Bernard had brought boat and family to Sausalito, California after years of living in the South Pacific, fearing that his then 11-year-old son needed more and varied stimulation. He had hopes of making it on the lecture circuit here, and the community took him in, but the marketplace just wasn’t strong enough.
Bernard’s wife, Ileana, was not a sailor. He had singlehanded Joshua from Tahiti. After a year or two on San Francisco Bay, his pockets all but empty, Bernard turned Joshua south, only to be storm-trapped on a lee shore, and Bernard did not have the means to rescue his boat, even though the steel hull remained intact. Instead, he gave the boat to a pair of young men who held every inch of it in reverence (Joshua is preserved to this day, in La Rochelle, France). As Christmas ’82 came on, sailors in the Bay Area were contributing to fund raisers, and eventually Bernard had a new boat under him, but the story never really went right from that point.

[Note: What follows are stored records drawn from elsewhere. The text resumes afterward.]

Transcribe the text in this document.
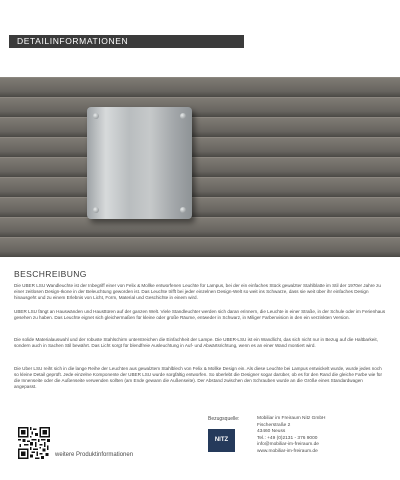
DETAILINFORMATIONEN
BESCHREIBUNG

Die UBER LSU Wandleuchte ist der Inbegriff einer von Felix & Mollke entworfenen Leuchte für Lampus, bei der ein einfaches Stück gewalzter Stahlblatte im Stil der 1970er Jahre zu einer zeitlosen Design-Ikone in der Beleuchtung geworden ist. Das Leuchte trifft bei jeder einzelnen Design-Welt so weit ins Schwarze, dass sie weit über ihr einfaches Design hinausgeht und zu einem Erlebnis von Licht, Form, Material und Geschichte in einem wird.

UBER LSU fängt an Hauswänden und Hausttüren auf der ganzen Welt. Viele Standleuchter werden sich daran erinnern, die Leuchte in einer Straße, in der Schule oder im Ferienhaus gesehen zu haben. Das Leuchte eignet sich gleichermaßen für kleine oder große Räume, entweder in Schwarz, in Miliger Farbenvision in den ein verzinkten Version.

Die solide Materialauswahl und der robuste Stahlschirm unterstreichen die Einfachheit der Lampe. Die UBER-LSU ist ein Wandlicht, das sich nicht nur in Bezug auf die Haltbarkeit, sondern auch in Sachen Stil bewährt. Das Licht sorgt für blendfreie Ausleuchtung in Auf- und Abwärtsrichtung, wenn es an einer Wand montiert wird.

Die Uber LSU reiht sich in die lange Reihe der Leuchten aus gewalztem Stahlblech von Felix & Mollke Design ein. Als diese Leuchte bei Lampus entwickelt wurde, wurde jedes noch so kleine Detail geprüft. Jede einzelne Komponente der UBER LSU wurde sorgfältig entworfen. So überlebt die Designer sogar darüber, ob es für den Rand die gleiche Farbe wie für die Innenseite oder die Außenseite verwenden sollten (am Ende gewann die Außenseite). Der Abstand zwischen den Schrauben wurde an die Größe eines Standardwagen angepasst.

weitere Produktinformationen
Bezugsquelle:
NITZ
Mobiliar im Freiraum Nitz GmbH
Fischerstraße 2
43460 Neuss
Tel.: +49 (0)2131 - 376 9000
info@mobiliar-im-freiraum.de
www.mobiliar-im-freiraum.de
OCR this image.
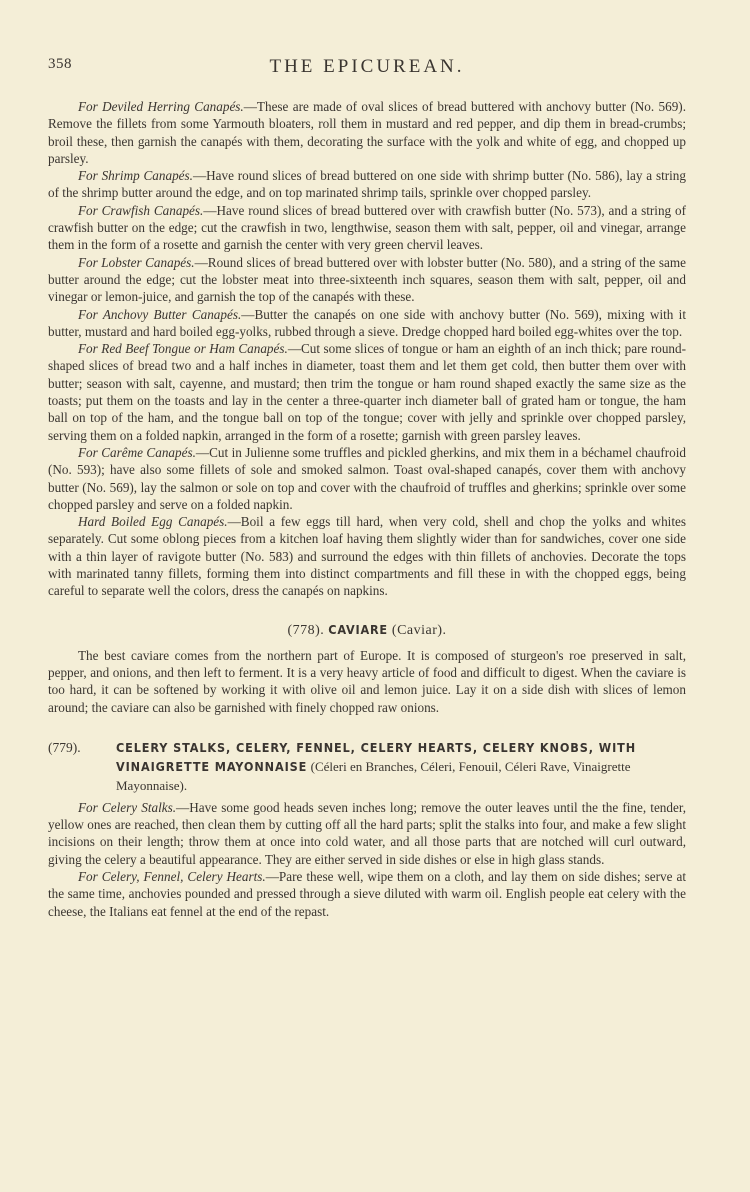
358	THE EPICUREAN.

For Deviled Herring Canapés.—These are made of oval slices of bread buttered with anchovy butter (No. 569). Remove the fillets from some Yarmouth bloaters, roll them in mustard and red pepper, and dip them in bread-crumbs; broil these, then garnish the canapés with them, decorating the surface with the yolk and white of egg, and chopped up parsley.

For Shrimp Canapés.—Have round slices of bread buttered on one side with shrimp butter (No. 586), lay a string of the shrimp butter around the edge, and on top marinated shrimp tails, sprinkle over chopped parsley.

For Crawfish Canapés.—Have round slices of bread buttered over with crawfish butter (No. 573), and a string of crawfish butter on the edge; cut the crawfish in two, lengthwise, season them with salt, pepper, oil and vinegar, arrange them in the form of a rosette and garnish the center with very green chervil leaves.

For Lobster Canapés.—Round slices of bread buttered over with lobster butter (No. 580), and a string of the same butter around the edge; cut the lobster meat into three-sixteenth inch squares, season them with salt, pepper, oil and vinegar or lemon-juice, and garnish the top of the canapés with these.

For Anchovy Butter Canapés.—Butter the canapés on one side with anchovy butter (No. 569), mixing with it butter, mustard and hard boiled egg-yolks, rubbed through a sieve. Dredge chopped hard boiled egg-whites over the top.

For Red Beef Tongue or Ham Canapés.—Cut some slices of tongue or ham an eighth of an inch thick; pare round-shaped slices of bread two and a half inches in diameter, toast them and let them get cold, then butter them over with butter; season with salt, cayenne, and mustard; then trim the tongue or ham round shaped exactly the same size as the toasts; put them on the toasts and lay in the center a three-quarter inch diameter ball of grated ham or tongue, the ham ball on top of the ham, and the tongue ball on top of the tongue; cover with jelly and sprinkle over chopped parsley, serving them on a folded napkin, arranged in the form of a rosette; garnish with green parsley leaves.

For Carême Canapés.—Cut in Julienne some truffles and pickled gherkins, and mix them in a béchamel chaufroid (No. 593); have also some fillets of sole and smoked salmon. Toast oval-shaped canapés, cover them with anchovy butter (No. 569), lay the salmon or sole on top and cover with the chaufroid of truffles and gherkins; sprinkle over some chopped parsley and serve on a folded napkin.

Hard Boiled Egg Canapés.—Boil a few eggs till hard, when very cold, shell and chop the yolks and whites separately. Cut some oblong pieces from a kitchen loaf having them slightly wider than for sandwiches, cover one side with a thin layer of ravigote butter (No. 583) and surround the edges with thin fillets of anchovies. Decorate the tops with marinated tanny fillets, forming them into distinct compartments and fill these in with the chopped eggs, being careful to separate well the colors, dress the canapés on napkins.

(778). CAVIARE (Caviar).

The best caviare comes from the northern part of Europe. It is composed of sturgeon's roe preserved in salt, pepper, and onions, and then left to ferment. It is a very heavy article of food and difficult to digest. When the caviare is too hard, it can be softened by working it with olive oil and lemon juice. Lay it on a side dish with slices of lemon around; the caviare can also be garnished with finely chopped raw onions.

(779).	CELERY STALKS, CELERY, FENNEL, CELERY HEARTS, CELERY KNOBS, WITH
VINAIGRETTE MAYONNAISE (Céleri en Branches, Céleri, Fenouil, Céleri Rave, Vinaigrette Mayonnaise).

For Celery Stalks.—Have some good heads seven inches long; remove the outer leaves until the the fine, tender, yellow ones are reached, then clean them by cutting off all the hard parts; split the stalks into four, and make a few slight incisions on their length; throw them at once into cold water, and all those parts that are notched will curl outward, giving the celery a beautiful appearance. They are either served in side dishes or else in high glass stands.

For Celery, Fennel, Celery Hearts.—Pare these well, wipe them on a cloth, and lay them on side dishes; serve at the same time, anchovies pounded and pressed through a sieve diluted with warm oil. English people eat celery with the cheese, the Italians eat fennel at the end of the repast.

I return now to the Barars, one Christmas on from Puerto Vallarta, continuing their long cruise. Now we find them in their 28-footer, becalmed on a Christmas Day, which was the only un-stormy day of an Atlantic crossing. With the seas quiet, Ann and Pirooz treated themselves to a holiday dinner they probably would have foregone, otherwise. Ann recalls: “After dinner we swam, tied to the boat with safety harnesses on a long line. The ocean was crystal clear and warm, but it was strange. Instead of being gathered around a fire with the family, that safety line was such a tenuous, tiny link with the boat, with the whole world.”
I’ll be gathering around a fire today, with friends and family and inlaws and outlaws and kids and tumult and Ann’s reminder in my head of just how fragile are the facts of our lives.
I never was close to Bernard Moitessier, but he turned to me for ideas for promoting his lectures, and I was able to help, for a while. The Herrons and the Barars have fallen out of my compass. But thanks to email I know that Flashgirl, with Warwick and Nancy Tompkins, have wandered in one Christmas Day-to-Christmas Day cycle, unhurriedly, from Sydney Harbour to Thursday Island, at the “top” of Australia. Forever looking forward, Nancy writes, “We have cleared customs, and tomorrow we are off for Papua New Guinea.”
The McWilliams family (“We are Esprit“) is in Indonesia, also a day ahead of me in California, and they had to wait for a high tide before moving to a nearby anchorage for Christmas dinner with Tin Soldier, BeBe, and Imagine.
That’s the sailing life. The tide is rising here, and I’m off. The best to all who share my tenuous, tiny links.